First. The name of the proposed corporation.

Second. The place at or near which it is proposed to construct such boom or other structure for the purpose aforesaid.

Third. The place at which shall be established and maintained the principal office of such corporation.

Fourth.-The time of commencement and the period of continuance of such proposed corporation.

Fifth. The amount of capital stock of such proposed corporation, the number and amount of shares at the par value thereof.

Sixth. The names and places of residence of the several persons forming the association for incorporation, and the number of shares subscribed by each, and that at least ten per cent of the par value of each share has been paid. And the affidavits of at least two of the corporators named in the agreement shall be annexed thereto to the effect that the amount stated to be paid on the capital stock has been, in good faith, paid in for the purposes and business of the intended corporation, without any intention or understanding that the same shall be withdrawn therefrom before the expiration or dissolution of the corporation. [Code 1887, p. 984-5, acts 1877, ch. 121, §§ 2 and 3.]

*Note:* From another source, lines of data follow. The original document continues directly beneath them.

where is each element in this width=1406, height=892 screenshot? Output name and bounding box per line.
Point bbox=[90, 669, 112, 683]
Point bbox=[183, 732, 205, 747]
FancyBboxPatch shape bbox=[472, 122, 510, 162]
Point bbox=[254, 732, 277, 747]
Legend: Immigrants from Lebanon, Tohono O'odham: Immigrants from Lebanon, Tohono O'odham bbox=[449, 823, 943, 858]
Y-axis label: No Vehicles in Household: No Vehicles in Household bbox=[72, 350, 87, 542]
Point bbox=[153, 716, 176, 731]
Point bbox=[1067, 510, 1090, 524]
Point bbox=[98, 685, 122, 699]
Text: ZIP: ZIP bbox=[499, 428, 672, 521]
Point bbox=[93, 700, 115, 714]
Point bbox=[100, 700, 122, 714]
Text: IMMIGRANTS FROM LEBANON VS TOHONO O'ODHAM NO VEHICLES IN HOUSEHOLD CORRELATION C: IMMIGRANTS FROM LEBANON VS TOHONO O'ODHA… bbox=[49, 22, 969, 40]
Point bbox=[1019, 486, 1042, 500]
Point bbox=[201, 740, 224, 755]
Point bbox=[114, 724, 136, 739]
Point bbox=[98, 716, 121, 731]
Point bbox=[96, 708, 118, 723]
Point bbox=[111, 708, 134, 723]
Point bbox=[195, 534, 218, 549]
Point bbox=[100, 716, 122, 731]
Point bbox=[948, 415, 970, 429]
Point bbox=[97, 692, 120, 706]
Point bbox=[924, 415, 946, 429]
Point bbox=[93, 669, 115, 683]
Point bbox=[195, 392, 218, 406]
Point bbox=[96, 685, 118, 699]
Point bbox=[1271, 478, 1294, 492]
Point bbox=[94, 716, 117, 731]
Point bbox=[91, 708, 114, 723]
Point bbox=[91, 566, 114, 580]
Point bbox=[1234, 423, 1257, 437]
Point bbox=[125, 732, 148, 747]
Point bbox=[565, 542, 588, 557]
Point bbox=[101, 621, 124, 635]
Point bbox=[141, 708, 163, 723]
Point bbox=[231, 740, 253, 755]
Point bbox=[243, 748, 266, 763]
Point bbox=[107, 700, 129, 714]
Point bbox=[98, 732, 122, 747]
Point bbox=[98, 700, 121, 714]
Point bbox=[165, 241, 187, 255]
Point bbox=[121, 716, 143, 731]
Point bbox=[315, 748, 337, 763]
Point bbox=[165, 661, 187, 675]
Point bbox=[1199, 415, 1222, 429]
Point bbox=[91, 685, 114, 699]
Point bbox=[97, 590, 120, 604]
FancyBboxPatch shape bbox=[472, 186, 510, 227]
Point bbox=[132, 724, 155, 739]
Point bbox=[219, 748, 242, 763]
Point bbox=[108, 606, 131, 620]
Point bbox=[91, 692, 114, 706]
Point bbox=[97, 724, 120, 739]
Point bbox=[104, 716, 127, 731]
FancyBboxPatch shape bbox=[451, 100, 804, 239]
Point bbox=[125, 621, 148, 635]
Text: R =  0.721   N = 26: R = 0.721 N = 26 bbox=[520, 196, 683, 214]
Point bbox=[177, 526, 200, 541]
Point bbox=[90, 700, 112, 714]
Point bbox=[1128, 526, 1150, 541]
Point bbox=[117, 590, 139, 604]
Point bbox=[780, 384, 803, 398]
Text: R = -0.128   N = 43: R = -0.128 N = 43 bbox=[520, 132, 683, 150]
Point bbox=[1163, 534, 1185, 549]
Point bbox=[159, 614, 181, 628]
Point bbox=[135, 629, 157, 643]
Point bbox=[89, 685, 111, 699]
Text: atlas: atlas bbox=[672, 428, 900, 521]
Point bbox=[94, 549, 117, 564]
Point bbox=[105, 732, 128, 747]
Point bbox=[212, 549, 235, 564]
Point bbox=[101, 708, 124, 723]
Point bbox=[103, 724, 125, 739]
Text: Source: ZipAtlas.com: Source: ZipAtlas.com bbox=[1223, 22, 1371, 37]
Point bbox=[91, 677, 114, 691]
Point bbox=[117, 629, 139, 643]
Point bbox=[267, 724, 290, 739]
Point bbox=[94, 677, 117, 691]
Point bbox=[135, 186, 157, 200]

Certificate of Secretary of State.

When the articles shall have been filed and recorded as aforesaid, the secretary of state shall issue his certificate in accordance with section nine of chapter fifty-four of the code of West Virginia, and the persons named as corporators shall thereupon become and be deemed a body corporate, and shall be authorized to proceed to carry into effect the object set forth in such articles, in accordance with the provisions of this act. As such body corporate they shall have succession for the time limited in the articles of incorporation, and, in their corporate name, may sue and be sued, plead and be impleaded. The said corporation shall have a common seal which it may alter at pleasure; may declare the interest of its stockholders transferable; shall establish by-laws, and may make all rules and regulations deemed necessary for the management of its affairs, in accordance with law. A copy of any articles of incorporation filed and recorded in pursuance of this act, or the record thereof, and.certified to be a copy by the secretary of state, shall be presumptive evidence of the incorporation of such company and of the facts therein stated. [Code 1877, p. 985; Acts 1887, ch. 121, § 4.]